Choose a Walk in Bathtub to Avoid Bathroom Accidents
As we all know, slips and falls occur more often when surfaces are wet. Choosing a walk in bathtub can help to eliminate many risk factors associated with bathroom falls and injuries.
Bathroom accidents account for nearly 70 percent of all home accidents. Because the bathroom floor is usually tile or some other hard surface, these accidents can lead to very painful and costly injuries.
Preventing injuries associated with bathroom accidents should be a top priority for you as a caregiver. Safety bathtubs, and more specifically, a walk in bathtub, can help you assure that your home is as safe as possible for your elderly loved one.
Getting in and out of a standard bathtub creates many obstacles to the elderly. As range of motion of their joints decreases as they age, simply lifting one leg over the side of the tub can be difficult enough. Add to that, now they are required to balance on one leg while they attempt to bring the other leg into the bathtub.

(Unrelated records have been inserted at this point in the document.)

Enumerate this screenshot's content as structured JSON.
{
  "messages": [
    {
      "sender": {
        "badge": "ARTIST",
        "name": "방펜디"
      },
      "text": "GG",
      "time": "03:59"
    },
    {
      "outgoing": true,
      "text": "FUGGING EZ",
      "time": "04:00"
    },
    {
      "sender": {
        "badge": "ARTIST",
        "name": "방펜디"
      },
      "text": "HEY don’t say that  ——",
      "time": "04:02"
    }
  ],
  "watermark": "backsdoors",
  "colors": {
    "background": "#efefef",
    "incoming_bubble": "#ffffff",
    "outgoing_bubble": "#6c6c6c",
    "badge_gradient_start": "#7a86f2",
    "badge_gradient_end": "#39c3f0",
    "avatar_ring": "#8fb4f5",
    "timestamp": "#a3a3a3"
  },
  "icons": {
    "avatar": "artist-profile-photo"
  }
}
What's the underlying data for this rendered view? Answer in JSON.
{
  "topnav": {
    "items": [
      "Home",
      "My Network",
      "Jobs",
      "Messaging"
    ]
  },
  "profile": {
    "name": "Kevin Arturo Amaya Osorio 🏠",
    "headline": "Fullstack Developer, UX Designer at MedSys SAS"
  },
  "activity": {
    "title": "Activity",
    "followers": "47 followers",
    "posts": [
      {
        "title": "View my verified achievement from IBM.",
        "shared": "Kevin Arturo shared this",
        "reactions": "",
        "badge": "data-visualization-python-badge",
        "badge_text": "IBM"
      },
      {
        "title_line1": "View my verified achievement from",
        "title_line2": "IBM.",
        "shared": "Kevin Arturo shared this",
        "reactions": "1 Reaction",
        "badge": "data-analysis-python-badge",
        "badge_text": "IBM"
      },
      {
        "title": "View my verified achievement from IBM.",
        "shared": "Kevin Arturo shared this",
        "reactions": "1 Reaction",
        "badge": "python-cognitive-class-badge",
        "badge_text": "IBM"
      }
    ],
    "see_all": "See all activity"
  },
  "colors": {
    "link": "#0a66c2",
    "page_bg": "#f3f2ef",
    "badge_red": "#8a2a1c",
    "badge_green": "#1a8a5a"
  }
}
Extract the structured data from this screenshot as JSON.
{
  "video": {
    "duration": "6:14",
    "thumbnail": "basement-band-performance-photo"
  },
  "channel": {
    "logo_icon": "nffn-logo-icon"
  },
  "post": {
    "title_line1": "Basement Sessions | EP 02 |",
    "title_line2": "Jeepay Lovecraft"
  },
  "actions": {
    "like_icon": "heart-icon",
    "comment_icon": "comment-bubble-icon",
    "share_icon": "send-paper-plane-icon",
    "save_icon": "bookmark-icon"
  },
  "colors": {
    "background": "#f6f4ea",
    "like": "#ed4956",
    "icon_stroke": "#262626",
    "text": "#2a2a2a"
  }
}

The hard surfaces of most tubs are slippery even when dry, and even more so when wet. After taking a relaxing, hot bath, getting out of the bathtub may be even more difficult than getting in. Muscles are relaxed and they now have to get to a standing position before even attempting to get out of the tub.
Understanding the complexity of physical movements required to get in and out of a standard tub can help you understand why so many elderly people experience accidents in the bathroom. Using a handicap bathtub can eliminate many of the obstacles of a standard tub.
The other distinct advantage of a walk in baths is the amount of independence it allows any elderly person. Bathing is a personal and private activity and the loss of independence associated with needing assistance to bath can be quite upsetting to the elderly.
Choosing a Walk In Bathtub
There are many styles of safety bathtubs to choose from and they come in all price ranges. Almost all styles have a built in seat with non-slip surfaces on both the floor of the bathtub and the seat itself.
The seat allows the elderly person to bath sitting up instead of lying down. This can help prevent dizziness when they return to a standing position and actually makes washing of body surfaces easier. The non slip surface is vital to prevent slips while getting in and out of the tub.
Some styles require a total remodel of your existing bathroom. The remodel and installation costs should be calculated in to the total cost if you are looking at a model that will require extensive installation.
There are companies that can refurbish your existing bathtub into a walk in bathtub by cutting into the side of the top and installing a door. This option may be much more cost effective than getting a stand alone, separate unit.
Some styles have built in air jets that massage tired muscles and stimulate circulation to the skin and joints. Massage by these jets can help prevent skin breakdown and ease the discomfort associated with arthritis and other age related pain. Most models come with built in grab bars and shower head attachments that are easy to reach and use.
Model prices vary substantially, from several hundred to several thousand dollars. There are a multitude of companies offering walk in bathtubs, so it is important to fully research your options before you purchase one.
I would personally recommend going to a price comparison website, such as Nextag, where you can compare models, features and prices of the walk in bathtubs available today.
You may also want to talk to a local contractor for an installation bid. Their prices may be much more reasonable than the company’s installation program.
Whichever model or style you choose; adding a walk in bathtub to your bathroom will decrease, but not totally eliminate, the risk of falls in the bathroom.
Prevention of injuries is important, but so is quality of life.
Most elderly people prefer bathing over showering and the opportunity to do this independently and safely can lead to a higher quality of life for a longer period of time.